Since the advent of the computer, its potential to advance scientific investigation has been recognized. From the design and application of early computers to aid in the cracking of codes during WWII and the simulations leading to the hydrogen bomb in 1952, the use of computers and the development of algorithms and systems in the service of science, “computational science,” was born. Since that time, the computer has become an indispensable appliance of business and an essential facet of science. From the statistical analysis of the mutations of HIV to the simulations describing the evolution of the universe or the flow of traffic on the freeway; from information extracted in a meaningful way from large databases to the transfer of money when an ATM card is used, the computer, sophisticated algorithms, large networks and databases are central to our life – and in science, essential. In science, as problems become more complicated and datasets larger, the techniques needed to design the experiments and make sense of it all requires both the computer and algorithms for the development of the necessary systems, simulations, and analysis. The activity which enables this accomplishment – using the computer as a research tool – is the field of computational science. It clearly involves mathematics, applied mathematics, computer science, and statistics, along with an understanding of the science of the applications. This activity involves original thought and discovery, the ability to design and use tools and systems, and a facility for communicating with those from other fields.
The term computational science is a broad one that describes scientific and engineering inquiry in which the computer plays an essential role. It involves the development of models, systems, algorithms, and simulations in order to solve concrete problems. For instance, in the NSF Program Description for Computational Mathematics, this program “supports mathematical research in areas of science where computing plays a central and essential role, emphasizing algorithms, numerical methods, and symbolic methods. The prominence of computation in the research is a hallmark of the program. Proposals ranging from single-investigator projects that develop and analyze innovative computational methods to interdisciplinary team projects that not only create new mathematical and computational techniques but use them to model, study, and solve important application problems are encouraged.” The primary emphasis in any of the computational sciences is the solution to a problem and development of useful computational tools rather than the proof of a theorem.
The need for these programs, as part of STEM (Science, Technology, Engineering and Mathematics) education has been recognized by several influential groups. The most powerful statement is the report from the President’s Information Technology Advisory Committee (PITAC) in 2005 entitled “Computational Science: Ensuring America’s Competitiveness.” In this report, the Principal Finding was:
Computational science is now indispensable to the solution of complex problems in every sector, from traditional science and engineering domains to such key areas as national security, public health, and economic innovation. Advances in computing and connectivity make it possible to develop computational models and capture and analyze unprecedented amounts of experimental and observational data to address problems previously deemed intractable or beyond imagination. Yet, despite the great opportunities and needs, universities and the Federal government have not effectively recognized the strategic significance of computational science in either their organizational structures or their research and educational planning. These inadequacies compromise U.S. scientific leadership, economic competitiveness, and national security.

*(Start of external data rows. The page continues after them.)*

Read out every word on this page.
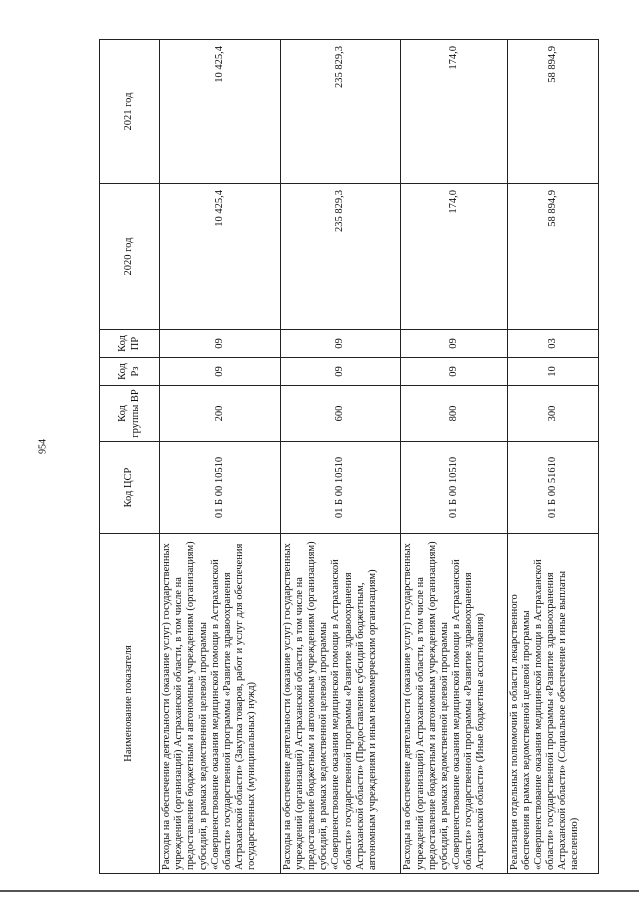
954
Наименование показателя	Код ЦСР	Код группы ВР	Код Рз	Код ПР	2020 год	2021 год
Расходы на обеспечение деятельности (оказание услуг) государственных учреждений (организаций) Астраханской области, в том числе на предоставление бюджетным и автономным учреждениям (организациям) субсидий, в рамках ведомственной целевой программы «Совершенствование оказания медицинской помощи в Астраханской области» государственной программы «Развитие здравоохранения Астраханской области» (Закупка товаров, работ и услуг для обеспечения государственных (муниципальных) нужд)	01 Б 00 10510	200	09	09	10 425,4	10 425,4
Расходы на обеспечение деятельности (оказание услуг) государственных учреждений (организаций) Астраханской области, в том числе на предоставление бюджетным и автономным учреждениям (организациям) субсидий, в рамках ведомственной целевой программы «Совершенствование оказания медицинской помощи в Астраханской области» государственной программы «Развитие здравоохранения Астраханской области» (Предоставление субсидий бюджетным, автономным учреждениям и иным некоммерческим организациям)	01 Б 00 10510	600	09	09	235 829,3	235 829,3
Расходы на обеспечение деятельности (оказание услуг) государственных учреждений (организаций) Астраханской области, в том числе на предоставление бюджетным и автономным учреждениям (организациям) субсидий, в рамках ведомственной целевой программы «Совершенствование оказания медицинской помощи в Астраханской области» государственной программы «Развитие здравоохранения Астраханской области» (Иные бюджетные ассигнования)	01 Б 00 10510	800	09	09	174,0	174,0
Реализация отдельных полномочий в области лекарственного обеспечения в рамках ведомственной целевой программы «Совершенствование оказания медицинской помощи в Астраханской области» государственной программы «Развитие здравоохранения Астраханской области» (Социальное обеспечение и иные выплаты населению)	01 Б 00 51610	300	10	03	58 894,9	58 894,9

The principal recommendation of special interest to this proposal, is:
Universities and the Federal government’s R&D agencies must make coordinated, fundamental, structural changes that affirm the integral role of computational science in addressing the 21st century’s most important problems, which are predominantly multidisciplinary, multi-agency, multi sector, and collaborative. To initiate the required transformation, the Federal government, in partnership with academia and industry, must also create and execute a multi-decade roadmap directing coordinated advances in computational science and its applications in science and engineering disciplines.
Traditional disciplinary boundaries within academia and Federal R&D agencies severely inhibit the development of effective research and education in computational science. The paucity of incentives for longer-term multidisciplinary, multi-agency, or multi-sector efforts stifles structural innovation. To confront these issues, universities must significantly change their organizational structures to promote and reward collaborative research that invigorates and advances multidisciplinary science. They must also implement new multidisciplinary structures and organizations that provide rigorous, multifaceted educational preparation for the growing ranks of computational scientists the Nation will need to remain at the forefront of scientific discovery.
The Society for Industrial and Applied Mathematics (SIAM) asked a distinguished group to study recent developments in CSE (Computational Science and Engineering) education and to give recommendations for SIAM’s role in this important effort. The report was published in 2007. It surveyed graduate programs in computational science, M.S. and Ph.D., in the U.S. and worldwide (list in Appendix 2). Besides examining several programs in detail, they state:
One point we would like to emphasize in this document is that CSE is a legitimate and important academic enterprise, even if it has yet to be formally recognized as such at some institutions. Although it includes elements from computer science, applied mathematics, engineering and science, CSE focuses on the integration of knowledge and methodologies from all of these disciplines, and as such is a subject, which is distinct from any of them.
The study group recognized that common to all successful programs was a foundation in mathematics, applied mathematics, statistics and computer science and an application area involving an interdisciplinary team.